Wolfgang Amadeus Mozart (1756-1791) showed such a prodigious talent for music in his early childhood that his father, also a composer, dropped all other ambitions and devoted himself to educating the boy and exhibiting his accomplishments. Between ages six and fifteen, Mozart was on tour over half the time. By 1762, he was a virtuoso on the clavier - an early keyboard instrument and predecessor of the piano-and soon became a good organist and violinist as well. He produced his first minuets at the age of six, and his first symphony just before his ninth birthday, his first oratorio at eleven, and his first opera at twelve. His final output would total more than 600 compositions. Much has already been said and studied in the popular media about Mozart's roguish lifestyle and apprehension of conformity. It was this aspect of his personality that never won him the support of royalty or the church, which, at that time, was critical to any composer's survival. As such, Mozart died young, ill, poor, and relatively unappreciated ... only to become the mostly widely acknowledged orchestral composer in history.

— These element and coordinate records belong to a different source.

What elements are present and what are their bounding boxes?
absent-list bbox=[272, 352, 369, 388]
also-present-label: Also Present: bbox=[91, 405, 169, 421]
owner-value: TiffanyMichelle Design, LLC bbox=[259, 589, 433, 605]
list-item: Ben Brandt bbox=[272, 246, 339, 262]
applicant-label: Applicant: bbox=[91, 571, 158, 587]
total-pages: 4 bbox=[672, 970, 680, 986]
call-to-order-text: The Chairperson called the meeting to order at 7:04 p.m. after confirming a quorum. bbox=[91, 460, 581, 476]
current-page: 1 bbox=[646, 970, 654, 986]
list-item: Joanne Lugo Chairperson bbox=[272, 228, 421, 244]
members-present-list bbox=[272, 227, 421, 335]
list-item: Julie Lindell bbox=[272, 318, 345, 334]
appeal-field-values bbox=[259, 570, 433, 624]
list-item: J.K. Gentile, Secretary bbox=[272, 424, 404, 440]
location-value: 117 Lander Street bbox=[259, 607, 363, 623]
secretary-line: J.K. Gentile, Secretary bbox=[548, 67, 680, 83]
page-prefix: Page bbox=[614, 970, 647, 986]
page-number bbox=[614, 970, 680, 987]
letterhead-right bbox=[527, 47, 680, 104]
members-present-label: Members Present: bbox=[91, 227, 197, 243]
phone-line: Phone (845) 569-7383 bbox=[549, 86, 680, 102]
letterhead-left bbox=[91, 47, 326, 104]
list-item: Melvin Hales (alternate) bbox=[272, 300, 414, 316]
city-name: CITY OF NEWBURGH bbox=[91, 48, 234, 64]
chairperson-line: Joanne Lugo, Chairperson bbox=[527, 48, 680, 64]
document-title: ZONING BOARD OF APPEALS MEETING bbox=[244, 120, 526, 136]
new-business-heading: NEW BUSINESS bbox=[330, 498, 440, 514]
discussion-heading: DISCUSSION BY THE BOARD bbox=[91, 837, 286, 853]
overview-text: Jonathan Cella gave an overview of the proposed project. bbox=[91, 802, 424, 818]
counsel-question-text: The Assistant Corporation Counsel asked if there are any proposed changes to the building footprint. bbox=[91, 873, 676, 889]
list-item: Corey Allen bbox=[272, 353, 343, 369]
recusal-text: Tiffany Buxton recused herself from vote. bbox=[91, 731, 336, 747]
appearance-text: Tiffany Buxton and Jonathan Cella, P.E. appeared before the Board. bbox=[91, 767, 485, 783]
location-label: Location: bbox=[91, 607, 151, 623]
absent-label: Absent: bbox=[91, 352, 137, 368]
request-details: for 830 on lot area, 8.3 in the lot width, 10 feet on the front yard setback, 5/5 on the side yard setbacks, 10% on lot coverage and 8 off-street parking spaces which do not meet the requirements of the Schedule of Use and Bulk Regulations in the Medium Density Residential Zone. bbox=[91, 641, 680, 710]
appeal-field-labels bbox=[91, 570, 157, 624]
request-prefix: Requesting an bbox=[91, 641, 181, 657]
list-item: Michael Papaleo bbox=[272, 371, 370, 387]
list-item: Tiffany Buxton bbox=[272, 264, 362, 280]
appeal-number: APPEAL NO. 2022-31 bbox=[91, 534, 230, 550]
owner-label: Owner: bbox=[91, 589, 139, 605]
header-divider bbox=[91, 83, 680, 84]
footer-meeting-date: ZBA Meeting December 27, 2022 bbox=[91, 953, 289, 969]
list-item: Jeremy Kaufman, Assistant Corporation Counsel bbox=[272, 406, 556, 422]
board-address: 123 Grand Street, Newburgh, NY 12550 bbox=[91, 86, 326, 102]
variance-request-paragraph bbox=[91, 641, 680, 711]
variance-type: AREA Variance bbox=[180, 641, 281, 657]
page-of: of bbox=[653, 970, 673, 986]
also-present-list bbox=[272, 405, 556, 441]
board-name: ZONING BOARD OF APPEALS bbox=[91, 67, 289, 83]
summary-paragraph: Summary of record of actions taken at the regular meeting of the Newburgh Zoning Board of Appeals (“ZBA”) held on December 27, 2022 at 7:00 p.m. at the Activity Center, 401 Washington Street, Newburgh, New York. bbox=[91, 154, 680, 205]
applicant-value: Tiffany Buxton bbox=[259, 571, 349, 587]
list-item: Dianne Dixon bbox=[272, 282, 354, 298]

Mozart's last three symphonies appeared in just six weeks during the summer of 1788. Mozart was in dire financial straits at the time. Four years previously he had still been a fashionable celebrity, both as a composer and a pianist, but in the meantime Viennese society had "dropped" him completely. The last three symphonies may perhaps have been Mozart's last vain attempt to gain another foothold in the cultural life of Vienna.

The Symphony No.39 in E-flat Major, K.543 is one of Mozart's most joyous works. In the intervening centuries, countless poets and verbal rhapsodists have tried to ascribe a poetic or programmatic context to the work, but the symphony stands firmly on its own. Richard Wagner said of the piece, "The longing sigh of the great human voice, drawn to him by the loving power of his genius, breathes from his instruments. He leads the irresistible stream of richest harmony in to the hear of his melody, as though with anxious care he sought to give it, by way of compensation for its delivery by mere instruments, the depth of feeling and ardor which lies at the source of the human voice as the expression of the unfathomable depth of the heart."